Q2. What is a manifesto? [1 mark]
- What the marker wants. A published document setting out the policies a party promises to deliver if it is elected.
Q3. Explain one factor that can influence how a person votes. [3 marks]
- What the marker wants. For example, party leaders: a competent, trustworthy leader can attract undecided voters, while an unpopular leader can drive support away, so leadership image can shift the result.
A note on sources
This guide is AI-written and not individually human-reviewed. Campaign methods and voting factors follow the published SQA National 5 Modern Studies course specification; verify current details and paper structure against the specification at sqa.org.uk.

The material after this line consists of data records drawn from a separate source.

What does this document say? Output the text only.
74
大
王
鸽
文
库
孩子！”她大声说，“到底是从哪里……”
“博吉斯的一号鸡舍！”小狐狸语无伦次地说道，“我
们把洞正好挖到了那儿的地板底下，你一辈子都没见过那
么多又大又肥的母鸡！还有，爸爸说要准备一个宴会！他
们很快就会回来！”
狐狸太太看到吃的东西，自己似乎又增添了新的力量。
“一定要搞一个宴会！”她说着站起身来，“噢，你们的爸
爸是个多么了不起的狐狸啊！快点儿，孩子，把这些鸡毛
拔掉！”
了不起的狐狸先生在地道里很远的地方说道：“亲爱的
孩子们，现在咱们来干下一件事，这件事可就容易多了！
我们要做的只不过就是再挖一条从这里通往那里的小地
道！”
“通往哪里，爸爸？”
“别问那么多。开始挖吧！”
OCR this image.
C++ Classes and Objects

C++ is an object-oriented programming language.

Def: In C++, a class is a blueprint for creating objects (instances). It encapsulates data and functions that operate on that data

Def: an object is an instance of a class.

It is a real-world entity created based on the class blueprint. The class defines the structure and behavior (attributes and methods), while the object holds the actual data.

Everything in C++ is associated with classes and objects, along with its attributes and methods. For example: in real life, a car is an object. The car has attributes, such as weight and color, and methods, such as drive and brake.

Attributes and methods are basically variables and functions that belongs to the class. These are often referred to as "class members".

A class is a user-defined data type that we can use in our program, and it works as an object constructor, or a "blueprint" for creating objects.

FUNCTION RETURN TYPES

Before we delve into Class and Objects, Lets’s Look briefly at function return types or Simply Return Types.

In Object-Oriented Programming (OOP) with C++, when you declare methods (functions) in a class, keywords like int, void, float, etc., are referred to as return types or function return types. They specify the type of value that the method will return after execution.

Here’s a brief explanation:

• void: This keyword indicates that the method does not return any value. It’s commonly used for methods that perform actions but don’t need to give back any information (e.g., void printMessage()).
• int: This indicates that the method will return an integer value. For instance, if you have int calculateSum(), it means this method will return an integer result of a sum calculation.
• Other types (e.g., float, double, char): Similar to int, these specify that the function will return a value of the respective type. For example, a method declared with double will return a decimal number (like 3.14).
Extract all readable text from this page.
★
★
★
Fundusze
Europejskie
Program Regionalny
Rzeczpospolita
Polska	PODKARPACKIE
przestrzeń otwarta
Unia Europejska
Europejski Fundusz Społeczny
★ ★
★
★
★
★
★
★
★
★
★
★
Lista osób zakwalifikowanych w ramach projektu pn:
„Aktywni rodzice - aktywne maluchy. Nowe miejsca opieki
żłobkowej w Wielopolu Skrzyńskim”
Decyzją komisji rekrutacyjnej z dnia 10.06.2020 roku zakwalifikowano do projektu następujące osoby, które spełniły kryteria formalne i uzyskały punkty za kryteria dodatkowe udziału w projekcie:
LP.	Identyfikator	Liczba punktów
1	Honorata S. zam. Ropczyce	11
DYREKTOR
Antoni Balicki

Exam-style practice questions
Practice questions written in the style of SQA exam questions on this dot point, with worked answer explainers. The year tag is the paper they imitate, not the source.
SQA N5 style6 marksDescribe, in detail, two ways political parties try to win votes during an election campaign. (6 marks)Show worked answer →
A knowledge (describe) question. The marker awards up to 3 marks per way: name the campaign method and develop it with detail about how it tries to win support.
Way one: manifestos. Each party publishes a manifesto setting out the policies it promises to deliver if elected, so voters can compare what parties offer and choose the one closest to their views. Way two: social media. Parties use platforms such as Facebook, Instagram, X and TikTok to share targeted messages, short videos and adverts aimed at particular groups of voters, which is cheap and reaches younger people directly.
Each way needs naming plus development of how it wins votes. Two named methods with no detail would stay low; two developed methods reach 6.
SQA N5 style8 marksExplain, in detail, the factors that influence how people decide to vote. (8 marks)Show worked answer →
An explain question worth 8 marks, so the marker wants several developed factors, each a point plus a consequence, ideally three or more.
Factor one: policies. Many voters compare party policies on issues such as health, tax and education and vote for the party whose promises best match their priorities. Factor two: party leaders. A leader seen as competent and trustworthy can attract votes, while an unpopular leader can drive support away, because campaigns are often presidential in style. Factor three: the media and social media. Newspaper coverage and targeted online content shape how voters see parties and issues, influencing undecided voters. Factor four: age and social background can shape voting patterns, with different age groups tending to favour different parties.
For 8 marks give three or more developed factors with consequences. A bare list of factors caps lower.